We Are Never Turning Back
From: St. Benedicts Preparatory School Magazine, click here to view the full article.
Alumni Spotlight about Joe Hayden, Pashman Stein Walder Hayden, P.C.
When Joseph Hayden Jr. '62 stopped to grab a coffee at the Boston College student newspaper office in 1965, he had little inkling his life was about to change. Mr. Hayden was in his junior year and was closely following events in Selrria, Ala. Days earlier, Alabama state troopers attacked some 600 civil rights demonstrators on the Edmund Pettus Bridge. Closer to home, a local minister from Roxbury, Mass., who had traveled to Selma in a demonstration of solidarity, was beaten to death by segregationists.
The editors of the newspaper, The Heights, were discussing the civil rights protests. When someone suggested, "Let's go to Selma," Mr. Hayden didn't hesitate. "Count me in," he responded. The Gray Bee didn't consider himself an activist, but was outraged by the news footage and reports corning out of Selma. "It was the closest thing I'd seen in the U.S. to Nazis. That's what St. Benedict's Prep does, it instills the desire to take a risk for something worthwhile," he said.
After a training session on nonviolent protest at the local headquarters of the Southern Christian Leadership Conference in Roxbury, Mr. Hayden and The Heights group packed into a station wagon and drove 31 hours to Selma. They went directly to the Green Street Baptist Church, joining hundreds of demonstrators who'd heeded the call by Dr. Martin Luther King Jr. to stand with African Americans whose constitutional rights were denied. "People were pouring in," Mr. Hayden recalled. "There was a tremendous amount of camaraderie and sense that this was something monumental."
That's what St. Benedict's Prep does, it instills the desire to take a risk for something worthwhile.
He held no illusions about his role in the historic sequence of events that were about to transpire. "It was their march," Mr. Hayden stressed. "We were there to bear witness and to support the protestors."
On March 19, 1965, Mr. Hayden was among hundreds arrested for picketing the home of Selma's mayor. Detained behind City Hall, he was released the next day. On March 21, he listened as Dr. King addressed some 3,200 marchers before they set off from Selma to Montgomery. Though the route was protected by armed troops ordered by President Lyndon Johnson, "I was unprepared for the hatred," Mr. Hayden recalled.

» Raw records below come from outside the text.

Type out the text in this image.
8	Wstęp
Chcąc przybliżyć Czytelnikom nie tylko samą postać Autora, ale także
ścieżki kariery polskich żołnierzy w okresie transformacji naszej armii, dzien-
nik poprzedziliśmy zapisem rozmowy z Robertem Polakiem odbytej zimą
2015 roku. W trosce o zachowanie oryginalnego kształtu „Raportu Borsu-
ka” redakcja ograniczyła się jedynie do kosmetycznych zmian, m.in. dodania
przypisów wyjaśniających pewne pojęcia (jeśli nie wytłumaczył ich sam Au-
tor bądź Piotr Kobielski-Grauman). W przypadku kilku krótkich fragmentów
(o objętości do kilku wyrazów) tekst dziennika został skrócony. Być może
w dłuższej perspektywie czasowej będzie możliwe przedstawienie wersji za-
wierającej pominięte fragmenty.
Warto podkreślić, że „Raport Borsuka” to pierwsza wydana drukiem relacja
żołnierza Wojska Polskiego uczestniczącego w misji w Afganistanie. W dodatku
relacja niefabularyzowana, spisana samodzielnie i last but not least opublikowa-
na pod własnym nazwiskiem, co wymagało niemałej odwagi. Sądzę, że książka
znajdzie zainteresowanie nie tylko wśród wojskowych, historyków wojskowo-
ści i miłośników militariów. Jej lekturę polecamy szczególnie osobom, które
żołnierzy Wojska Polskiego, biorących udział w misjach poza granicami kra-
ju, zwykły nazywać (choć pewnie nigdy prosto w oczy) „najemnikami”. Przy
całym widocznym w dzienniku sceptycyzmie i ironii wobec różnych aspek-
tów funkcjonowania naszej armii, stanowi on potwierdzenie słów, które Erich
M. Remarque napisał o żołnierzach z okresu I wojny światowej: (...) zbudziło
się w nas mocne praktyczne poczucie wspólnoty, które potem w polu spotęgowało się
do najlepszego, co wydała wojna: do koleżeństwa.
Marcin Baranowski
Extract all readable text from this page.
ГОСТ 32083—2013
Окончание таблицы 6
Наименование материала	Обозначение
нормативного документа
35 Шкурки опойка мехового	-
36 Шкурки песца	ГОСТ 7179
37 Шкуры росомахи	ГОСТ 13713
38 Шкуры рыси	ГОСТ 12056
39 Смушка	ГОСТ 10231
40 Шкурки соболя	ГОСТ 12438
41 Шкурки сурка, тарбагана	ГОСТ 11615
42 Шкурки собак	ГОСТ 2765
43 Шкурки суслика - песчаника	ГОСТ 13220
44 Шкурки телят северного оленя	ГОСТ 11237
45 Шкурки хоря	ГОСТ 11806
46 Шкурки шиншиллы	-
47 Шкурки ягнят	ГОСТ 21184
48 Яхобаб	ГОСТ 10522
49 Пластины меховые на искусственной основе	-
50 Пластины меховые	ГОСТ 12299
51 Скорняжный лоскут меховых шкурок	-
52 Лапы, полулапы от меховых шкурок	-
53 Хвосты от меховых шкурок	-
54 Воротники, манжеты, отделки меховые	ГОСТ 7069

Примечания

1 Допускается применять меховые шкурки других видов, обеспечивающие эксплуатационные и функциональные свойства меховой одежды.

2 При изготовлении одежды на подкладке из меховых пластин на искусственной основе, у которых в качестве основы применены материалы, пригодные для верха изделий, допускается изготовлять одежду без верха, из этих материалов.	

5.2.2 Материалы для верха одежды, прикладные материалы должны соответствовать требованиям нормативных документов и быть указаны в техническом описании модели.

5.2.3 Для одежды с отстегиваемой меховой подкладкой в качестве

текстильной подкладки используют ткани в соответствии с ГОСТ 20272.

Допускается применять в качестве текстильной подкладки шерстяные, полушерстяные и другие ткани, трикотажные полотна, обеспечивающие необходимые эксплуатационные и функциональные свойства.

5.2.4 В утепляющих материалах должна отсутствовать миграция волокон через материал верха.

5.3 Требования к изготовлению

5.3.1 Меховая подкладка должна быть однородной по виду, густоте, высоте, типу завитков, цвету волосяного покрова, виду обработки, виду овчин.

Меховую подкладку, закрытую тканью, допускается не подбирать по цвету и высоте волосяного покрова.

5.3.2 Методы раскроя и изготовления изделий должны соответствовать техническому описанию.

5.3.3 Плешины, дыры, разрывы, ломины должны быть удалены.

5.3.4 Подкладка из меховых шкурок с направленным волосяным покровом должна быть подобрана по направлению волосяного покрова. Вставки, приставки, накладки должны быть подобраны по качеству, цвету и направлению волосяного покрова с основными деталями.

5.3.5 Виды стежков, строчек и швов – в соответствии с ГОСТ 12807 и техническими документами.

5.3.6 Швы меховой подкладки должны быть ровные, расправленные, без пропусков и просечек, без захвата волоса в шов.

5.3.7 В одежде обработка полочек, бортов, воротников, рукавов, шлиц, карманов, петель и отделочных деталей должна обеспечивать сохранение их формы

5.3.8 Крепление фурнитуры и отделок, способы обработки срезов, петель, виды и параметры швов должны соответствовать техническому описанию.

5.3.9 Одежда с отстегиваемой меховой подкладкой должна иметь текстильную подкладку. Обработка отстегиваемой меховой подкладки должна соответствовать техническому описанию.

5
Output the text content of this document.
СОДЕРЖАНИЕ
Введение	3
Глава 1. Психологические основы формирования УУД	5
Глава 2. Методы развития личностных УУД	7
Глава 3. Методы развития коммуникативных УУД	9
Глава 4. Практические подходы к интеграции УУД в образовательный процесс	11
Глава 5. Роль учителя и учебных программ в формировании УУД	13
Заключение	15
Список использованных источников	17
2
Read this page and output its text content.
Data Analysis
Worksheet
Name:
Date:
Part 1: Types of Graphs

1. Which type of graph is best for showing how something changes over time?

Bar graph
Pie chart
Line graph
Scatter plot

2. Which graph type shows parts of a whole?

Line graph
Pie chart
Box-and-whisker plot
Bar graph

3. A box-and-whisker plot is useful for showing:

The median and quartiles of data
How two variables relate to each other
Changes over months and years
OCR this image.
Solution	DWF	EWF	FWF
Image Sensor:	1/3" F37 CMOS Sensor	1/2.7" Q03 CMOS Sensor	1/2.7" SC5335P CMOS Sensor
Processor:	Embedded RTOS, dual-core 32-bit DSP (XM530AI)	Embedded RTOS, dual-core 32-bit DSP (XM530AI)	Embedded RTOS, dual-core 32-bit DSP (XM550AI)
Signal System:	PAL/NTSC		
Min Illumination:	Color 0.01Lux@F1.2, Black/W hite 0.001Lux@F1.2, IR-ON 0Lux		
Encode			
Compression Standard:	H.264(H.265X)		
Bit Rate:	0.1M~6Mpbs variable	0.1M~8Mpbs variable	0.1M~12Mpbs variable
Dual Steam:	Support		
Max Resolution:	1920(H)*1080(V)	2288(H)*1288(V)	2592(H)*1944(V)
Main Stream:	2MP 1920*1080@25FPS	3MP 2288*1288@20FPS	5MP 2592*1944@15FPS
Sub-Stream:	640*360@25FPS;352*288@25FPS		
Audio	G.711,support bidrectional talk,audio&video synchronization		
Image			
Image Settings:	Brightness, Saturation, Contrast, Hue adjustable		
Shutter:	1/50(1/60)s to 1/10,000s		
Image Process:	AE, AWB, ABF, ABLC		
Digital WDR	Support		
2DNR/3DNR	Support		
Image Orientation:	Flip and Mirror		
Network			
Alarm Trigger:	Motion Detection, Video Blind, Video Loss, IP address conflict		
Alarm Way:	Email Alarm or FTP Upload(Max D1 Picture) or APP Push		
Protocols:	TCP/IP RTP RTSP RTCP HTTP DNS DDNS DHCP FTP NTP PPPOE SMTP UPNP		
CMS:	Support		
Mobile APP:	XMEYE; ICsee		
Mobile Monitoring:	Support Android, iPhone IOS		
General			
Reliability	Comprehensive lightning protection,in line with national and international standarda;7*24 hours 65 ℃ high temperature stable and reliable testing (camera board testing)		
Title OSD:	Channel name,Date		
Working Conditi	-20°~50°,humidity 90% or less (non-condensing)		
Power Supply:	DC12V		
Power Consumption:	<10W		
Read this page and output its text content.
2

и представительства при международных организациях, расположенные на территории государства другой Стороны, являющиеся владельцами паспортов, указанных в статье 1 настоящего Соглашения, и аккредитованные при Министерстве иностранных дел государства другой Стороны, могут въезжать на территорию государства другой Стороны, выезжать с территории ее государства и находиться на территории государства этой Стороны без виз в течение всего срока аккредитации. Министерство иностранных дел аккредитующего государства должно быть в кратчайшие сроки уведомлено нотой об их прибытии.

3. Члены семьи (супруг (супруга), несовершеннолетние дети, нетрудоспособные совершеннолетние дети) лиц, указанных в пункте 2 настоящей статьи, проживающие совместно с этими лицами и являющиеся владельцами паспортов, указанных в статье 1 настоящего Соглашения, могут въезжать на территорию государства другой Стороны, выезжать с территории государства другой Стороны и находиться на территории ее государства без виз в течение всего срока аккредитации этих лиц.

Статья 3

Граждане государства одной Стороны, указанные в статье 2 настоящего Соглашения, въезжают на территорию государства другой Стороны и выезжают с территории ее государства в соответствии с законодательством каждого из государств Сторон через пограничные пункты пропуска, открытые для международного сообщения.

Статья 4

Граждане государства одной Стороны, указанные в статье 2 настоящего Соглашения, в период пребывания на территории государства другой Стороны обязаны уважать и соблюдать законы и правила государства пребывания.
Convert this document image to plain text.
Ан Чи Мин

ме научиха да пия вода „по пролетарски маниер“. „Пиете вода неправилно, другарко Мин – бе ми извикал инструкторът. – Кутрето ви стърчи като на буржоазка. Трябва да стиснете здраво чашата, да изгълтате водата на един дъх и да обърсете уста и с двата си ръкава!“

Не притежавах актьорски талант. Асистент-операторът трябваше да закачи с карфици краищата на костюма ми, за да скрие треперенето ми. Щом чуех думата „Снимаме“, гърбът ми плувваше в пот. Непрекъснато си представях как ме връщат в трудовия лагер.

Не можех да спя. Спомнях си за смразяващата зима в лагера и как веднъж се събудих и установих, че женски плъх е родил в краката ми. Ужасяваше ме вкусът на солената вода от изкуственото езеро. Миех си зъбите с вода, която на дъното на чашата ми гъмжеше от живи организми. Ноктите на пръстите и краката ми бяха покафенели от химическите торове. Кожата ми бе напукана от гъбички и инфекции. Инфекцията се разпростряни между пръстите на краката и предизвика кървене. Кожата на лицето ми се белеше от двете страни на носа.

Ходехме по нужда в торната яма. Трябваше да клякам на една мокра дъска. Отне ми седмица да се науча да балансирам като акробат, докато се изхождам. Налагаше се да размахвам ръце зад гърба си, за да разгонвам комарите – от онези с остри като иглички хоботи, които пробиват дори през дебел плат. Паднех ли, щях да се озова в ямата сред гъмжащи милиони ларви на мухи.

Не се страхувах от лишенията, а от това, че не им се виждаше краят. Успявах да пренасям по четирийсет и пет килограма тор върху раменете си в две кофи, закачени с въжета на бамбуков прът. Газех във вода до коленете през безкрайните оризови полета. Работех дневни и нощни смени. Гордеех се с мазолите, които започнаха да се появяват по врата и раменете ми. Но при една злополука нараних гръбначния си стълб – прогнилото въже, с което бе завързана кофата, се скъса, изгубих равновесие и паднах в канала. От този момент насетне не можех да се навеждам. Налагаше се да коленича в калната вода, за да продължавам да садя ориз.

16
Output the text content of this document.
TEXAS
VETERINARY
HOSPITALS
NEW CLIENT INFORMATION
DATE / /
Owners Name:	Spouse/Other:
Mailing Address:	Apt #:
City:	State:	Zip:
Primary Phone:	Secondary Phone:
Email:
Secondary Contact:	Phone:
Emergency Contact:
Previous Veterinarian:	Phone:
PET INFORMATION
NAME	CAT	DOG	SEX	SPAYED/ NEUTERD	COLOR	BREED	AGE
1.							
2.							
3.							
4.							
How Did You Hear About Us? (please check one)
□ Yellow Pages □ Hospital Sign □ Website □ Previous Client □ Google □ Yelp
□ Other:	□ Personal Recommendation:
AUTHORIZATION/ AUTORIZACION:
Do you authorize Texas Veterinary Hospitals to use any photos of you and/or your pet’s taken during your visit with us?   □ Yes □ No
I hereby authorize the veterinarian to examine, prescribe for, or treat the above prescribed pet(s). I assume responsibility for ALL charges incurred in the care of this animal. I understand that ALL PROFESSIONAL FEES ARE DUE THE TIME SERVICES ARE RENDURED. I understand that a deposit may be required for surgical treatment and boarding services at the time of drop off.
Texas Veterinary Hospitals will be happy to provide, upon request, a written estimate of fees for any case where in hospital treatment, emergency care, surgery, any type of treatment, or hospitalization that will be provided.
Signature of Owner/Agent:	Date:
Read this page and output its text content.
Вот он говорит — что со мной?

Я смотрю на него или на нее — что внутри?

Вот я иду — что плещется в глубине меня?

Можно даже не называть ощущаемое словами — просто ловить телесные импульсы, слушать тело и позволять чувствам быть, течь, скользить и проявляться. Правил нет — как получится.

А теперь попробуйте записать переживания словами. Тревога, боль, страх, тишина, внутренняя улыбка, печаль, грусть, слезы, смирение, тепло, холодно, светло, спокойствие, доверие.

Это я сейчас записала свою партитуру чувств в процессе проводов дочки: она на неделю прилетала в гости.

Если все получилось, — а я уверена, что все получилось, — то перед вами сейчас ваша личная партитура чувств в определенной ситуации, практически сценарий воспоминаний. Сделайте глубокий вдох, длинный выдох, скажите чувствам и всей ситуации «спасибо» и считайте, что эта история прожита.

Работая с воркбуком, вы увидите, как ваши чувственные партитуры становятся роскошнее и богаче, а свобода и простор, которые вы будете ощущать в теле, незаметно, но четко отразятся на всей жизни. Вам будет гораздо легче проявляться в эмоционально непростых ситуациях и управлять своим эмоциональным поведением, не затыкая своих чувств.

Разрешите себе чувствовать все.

Bystanders flew Confederate flags and hurled obscenities. Mr. Hayden remembered how white segregationists would try to intimidate black residents by taking their photograph, a warning that their lives would be in jeopardy after supporters left Selma. "There was this sense of determination among the African Americans of 'We are never turning back."'
They walked seven miles the first day of the march. According to a plan worked out by civil rights leaders, only 300 people could march the entire route, so the Boston College group headed back to school. Mr. Hayden wrote a long reflection, "Of Saints And Sins And Selma Town," which was published in The Heights. The experience clearly changed him.
He decided to pursue a career in law and finished his first year at Rutgers Law School when an incident of police brutality incited the Newark riots in 1967. Mr. Hayden volunteered on a bail project and the helplessness he witnessed among those jailed convinced him to become a criminal attorney.
Today, Mr. Hayden, a Partner in the law firm that bears his name, Pashman, Stein, Walder, Hayden, is one of New Jersey's top trial attorneys. During his illustrious career, he has served as Deputy Attorney General in the Organized Crime and Special Prosecution Section of the Division of Criminal Justice and successfully defended clients in a number of high-profile cases. The St. Benedict's alumnus is also the 2014 recipient of the Justice William J. Brennan Award from the Association of the Federal Bar of New Jersey.
He never talked much about Selma until the 2008 Democratic National Convention that nominated Barack Obama for President. Since then, Mr. Hayden has spoken about the experience to journalists, Boston College Magazine and St. Benedict's students when he visits The Hive. The alumnus was delighted to hear about the civic action projects Gray Bees are leading today.
"That's the message of St. Benedict's," he said. "If you want to see something done, take a risk. Our coaches taught us that, the faculty and monks modeled it. I'm proud that my school is still involved in it."